You might be wondering how difficult can it be. Computers are supposed to be really good at calculating values. What does it mean that it should be hard to find hash collisions. Well, because there’s no way to guess what data will lead to what cryptographic hash value until you actually perform the hash function, you just have to try many times. This is called brute force.

It’s like trying to figure out a combination lock. If that lock has a random combination and there’s no way to listen to the tumblers, then you’re only option is to check 0-0-0, then try 0-0-1, then 0-0-2, and keep going. As long as you know how many numbers are in the combination, you can keep trying until you open the lock. It’s a lot harder if you don’t know how many numbers but still possible. As long as there’s no limit to failed attempts, you can just keep trying until the lock opens.
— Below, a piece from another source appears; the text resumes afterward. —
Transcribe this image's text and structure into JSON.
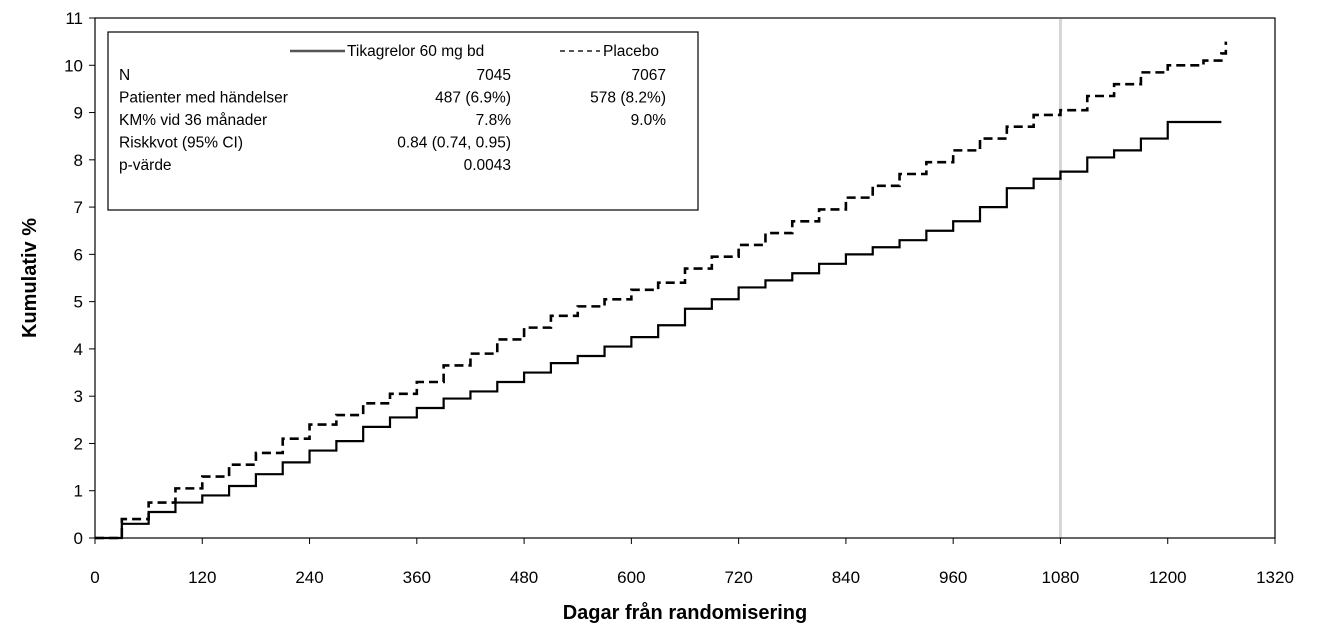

But if there was a way to try birthdays or common numbers, then maybe you wouldn’t need to try all possible values. Once you find yourself in this situation, the problem is not as hard anymore. And the same thing applies to computers and hash values. Finding hash collisions is hard until somebody figures out a way to avoid trying all possible messages looking for some message that just happens to generate the same hash value as one you already have.

Even then, you might wonder what’s the big deal with just trying everything. I mean, how many possible hash values are we talking about? Trillions? It’s a lot more than that. A good cryptographic hash function will generate hash values of at least 160 bits or longer. A hash value is always the same length no matter how long the data is that’s being hashed.

Now, 160 bits is a really big number. You only need about 40 bits to get into the trillions and each additional bit doubles the possible number of hash values. With 160 bits, the possible number of hash values is 1.46 times 10 to the 48th power. That’s a one with 48 zeros. Add a couple more zeros and you have about as many atoms in the entire Earth.

And 160 bits is borderline. There are some well-known cryptographic hash functions you should be aware of. One of them is called MD5 and it creates hashes that are 128 bits long. MD5 has already been broken 13 years ago which means that an attacker can find collisions fairly easily. The problem with MD5 was more in the steps taken than in the length but still 128 bits is small enough that it’s a problem even without a flaw in the calculation steps.

Another famous cryptographic hash function is called SHA-1 and it has some extra steps above MD5 plus it generates hash values that are 160 bits long. SHA-1 is one of the most widely used hash functions because the problems with MD5 have been known for a long time and many applications chose to use SHA-1 instead. But how long before even a brute force attack on 160 bits becomes quick enough to consider a problem?

That’s why you may want to consider using SHA-2 or even the latest SHA-3 hash functions. SHA-2 creates hash values that are 256 or even 512 bits long. These specific forms of SHA-2 are actually called SHA-256 and SHA-512 but they’re both SHA-2. This hash function is also widely used for securely visiting web pages and logging into computers. Even some Bitcoin implementations use SHA-2 for verifying financial transactions.

There’s also a new SHA-3 function that was created as a result of a competition.

So far, though, SHA-2 seems to be your best choice whenever you need to create hash values that need to withstand attacks. You can still use SHA-1 and even MD5 whenever all you really need is the ability to check for accidental errors.